How much more do you think you’d be able to learn or accomplish in your life if only you could speed read? I’ve thought about this and have seen multiple videos and read some articles on people who can read 1500 words per minute while the average person reads around 200-250 words per minute. The former speak of how they read a book a day, sometimes multiple, and are able to adjust their reading speeds according to the material they’re reading whether it be non-fiction, fiction, for learning, or for pleasure.

This would be an amazing skill to have. Could you imagine how much quicker you’d be able to learn things and how much easier school would’ve been had you been able to read fifty pages of a novel in twenty minutes? I’d have actually read many of the books I was assigned in class instead of being forced to SparkNote them because I couldn’t read those books and still have time to complete my other assignments.
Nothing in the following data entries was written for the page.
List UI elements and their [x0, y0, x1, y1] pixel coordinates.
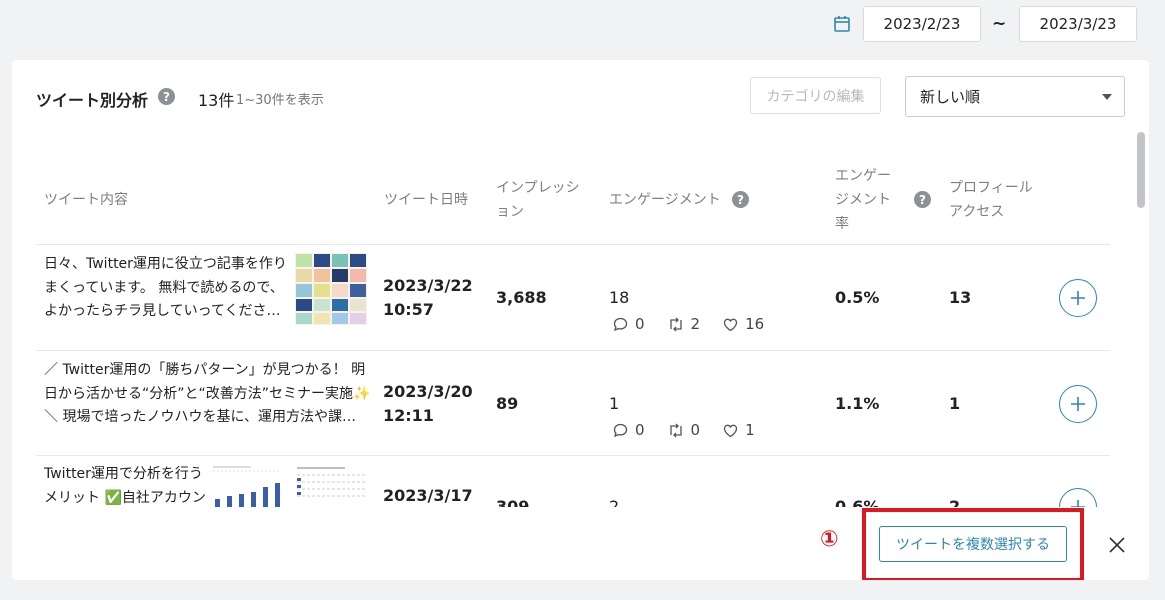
annotation-marker: ① — [820, 527, 839, 552]
scrollbar[interactable] — [1137, 132, 1145, 572]
engagement-value: 1 — [609, 394, 620, 413]
annotation-highlight-box — [862, 508, 1084, 580]
column-header-content: ツイート内容 — [44, 192, 128, 208]
reply-icon — [613, 423, 628, 437]
engagement-breakdown: 0 0 1 — [612, 421, 777, 439]
tweet-datetime: 2023/3/22 10:57 — [383, 274, 473, 322]
column-header-profile-access[interactable]: プロフィール アクセス — [949, 176, 1049, 224]
like-count-value: 16 — [745, 315, 765, 333]
column-header-impressions[interactable]: インプレッシ ョン — [496, 176, 592, 224]
chevron-down-icon — [1102, 94, 1112, 100]
reply-count-value: 0 — [635, 315, 645, 333]
like-icon — [723, 318, 738, 331]
tweet-analysis-panel: ツイート別分析 ? 13件 1~30件を表示 カテゴリの編集 新しい順 ツイート… — [12, 60, 1149, 580]
sort-select-value: 新しい順 — [920, 88, 981, 106]
impressions-value: 3,688 — [496, 288, 547, 307]
add-category-button[interactable] — [1059, 385, 1097, 423]
help-icon[interactable]: ? — [732, 191, 749, 208]
column-header-engagement[interactable]: エンゲージメント — [609, 188, 721, 212]
column-header-rate-l3: 率 — [835, 216, 849, 232]
tweet-date: 2023/3/17 — [383, 486, 473, 505]
tweet-thumbnail-image — [295, 253, 367, 325]
panel-title: ツイート別分析 — [36, 91, 149, 110]
impressions-value: 89 — [496, 394, 519, 413]
row-divider — [36, 455, 1110, 456]
reply-count: 0 — [612, 315, 645, 333]
tweet-text-line: 日々、Twitter運用に役立つ記事を作り — [44, 256, 287, 272]
retweet-count: 0 — [667, 421, 701, 439]
reply-icon — [613, 317, 628, 331]
profile-access-value: 1 — [949, 394, 961, 413]
engagement-breakdown: 0 2 16 — [612, 315, 786, 333]
help-icon[interactable]: ? — [158, 88, 175, 105]
plus-icon — [1071, 291, 1085, 305]
retweet-icon — [669, 317, 682, 331]
like-icon — [723, 424, 738, 437]
row-divider — [36, 244, 1110, 245]
tweet-time: 12:11 — [383, 406, 434, 425]
column-header-profile-l2: アクセス — [949, 204, 1005, 220]
edit-category-button[interactable]: カテゴリの編集 — [750, 77, 881, 114]
tweet-text-line: まくっています。 無料で読めるので、 — [44, 279, 284, 296]
column-header-rate-l1: エンゲー — [835, 168, 891, 184]
tweet-content: 日々、Twitter運用に役立つ記事を作り まくっています。 無料で読めるので、… — [44, 253, 298, 324]
tweet-content: ／ Twitter運用の「勝ちパターン」が見つかる！ 明 日から活かせる“分析”… — [44, 359, 370, 430]
date-range-separator: ~ — [992, 14, 1007, 34]
table-thumbnail-image — [295, 463, 367, 507]
column-header-date[interactable]: ツイート日時 — [384, 188, 468, 212]
tweet-text-line: よかったらチラ見していってくださいね。 — [44, 303, 292, 319]
like-count: 1 — [722, 421, 755, 439]
engagement-rate-value: 1.1% — [835, 394, 880, 413]
date-to-input[interactable]: 2023/3/23 — [1019, 6, 1137, 42]
retweet-count-value: 0 — [690, 421, 701, 439]
like-count: 16 — [722, 315, 764, 333]
scroll-thumb[interactable] — [1137, 132, 1145, 208]
column-header-engagement-rate[interactable]: エンゲー ジメント 率 — [835, 164, 905, 236]
tweet-datetime: 2023/3/20 12:11 — [383, 380, 473, 428]
tweet-text-line: Twitter運用で分析を行う — [44, 466, 203, 482]
retweet-count: 2 — [667, 315, 701, 333]
column-header-impressions-l1: インプレッシ — [496, 180, 580, 196]
column-header-profile-l1: プロフィール — [949, 180, 1033, 196]
row-divider — [36, 350, 1110, 351]
retweet-count-value: 2 — [690, 315, 701, 333]
profile-access-value: 13 — [949, 288, 972, 307]
add-category-button[interactable] — [1059, 279, 1097, 317]
result-count: 13件 — [198, 91, 235, 110]
chart-thumbnail-image — [211, 463, 291, 507]
tweet-time: 10:57 — [383, 300, 434, 319]
result-range: 1~30件を表示 — [236, 93, 324, 108]
tweet-text-line: ／ Twitter運用の「勝ちパターン」が見つかる！ 明 — [44, 362, 366, 378]
tweet-datetime: 2023/3/17 — [383, 484, 473, 508]
close-icon[interactable] — [1106, 534, 1128, 556]
column-header-impressions-l2: ョン — [496, 204, 524, 220]
tweet-content: Twitter運用で分析を行う メリット ✅自社アカウン — [44, 463, 214, 510]
engagement-rate-value: 0.5% — [835, 288, 880, 307]
reply-count-value: 0 — [635, 421, 645, 439]
tweet-date: 2023/3/20 — [383, 382, 473, 401]
plus-icon — [1071, 397, 1085, 411]
calendar-icon[interactable] — [832, 14, 852, 34]
tweet-date: 2023/3/22 — [383, 276, 473, 295]
help-icon[interactable]: ? — [914, 191, 931, 208]
date-from-input[interactable]: 2023/2/23 — [863, 6, 981, 42]
retweet-icon — [669, 423, 682, 437]
sort-select[interactable]: 新しい順 — [905, 76, 1125, 117]
reply-count: 0 — [612, 421, 645, 439]
engagement-value: 18 — [609, 288, 630, 307]
like-count-value: 1 — [745, 421, 755, 439]
tweet-text-line: 日から活かせる“分析”と“改善方法”セミナー実施✨ — [44, 385, 371, 402]
tweet-text-line: ＼ 現場で培ったノウハウを基に、運用方法や課題を — [44, 409, 366, 425]
column-header-rate-l2: ジメント — [835, 192, 891, 208]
Unfortunately, traditional schooling fails students in that it teaches us how to read using “sounding it out” but then never teaches us later on to do away with that tool of learning because it actually holds people back from reading faster. Once you know how to read and what the words are supposed to sound like, you shouldn’t subvocalize anymore, which is saying the word either by mumbling or saying it in your head. If you do this, you can only read 300 words per minute max if you’re moving fast. Once you get rid of subvocalizing and regression (rereading passages because you feel you didn’t read it at all), you’ll pay more attention as your read and be able to move through at a much quicker pace. Schooling teaches you how to read but doesn’t teach much more about reading after that and students suffer because of it. Eventually, you’re expected to read at a collegiate level despite your last reading class being in sixth grade.

I’ve struggled with doing away with both of these things because I feel it’s difficult to actually understand what I’ve read without subvocalizing because I’ve only ever been taught how to read that way. I read the Evelyn Wood Speed Reading book when I was a kid but didn’t keep up with reading using the techniques they provided. It doesn’t help I also need complete silence in order to comprehend what I read. I’ve done more practicing with seeing words and not saying them and it’s a difficult task but I’m still learning. Tracing using my finger helps with avoiding regression but that also takes a lot of practice.

I plan to practice more speed reading because there are so many books I want to read, both fiction and non-fiction, but can’t get through them quick enough. I’m reading more and more now and I’m hoping I can keep up with it but when you read slow, your mind wanders and you get bored. If you read quickly, that doesn’t happen and you remain intrigued. I’ve purchased another book on speed reading and have learned some techniques which I intend to put into practice because I think the sky would be the limit once I could read a thousand words per minute. Seeing as I have an English degree but read like a high schooler, I think I have much more room to improve.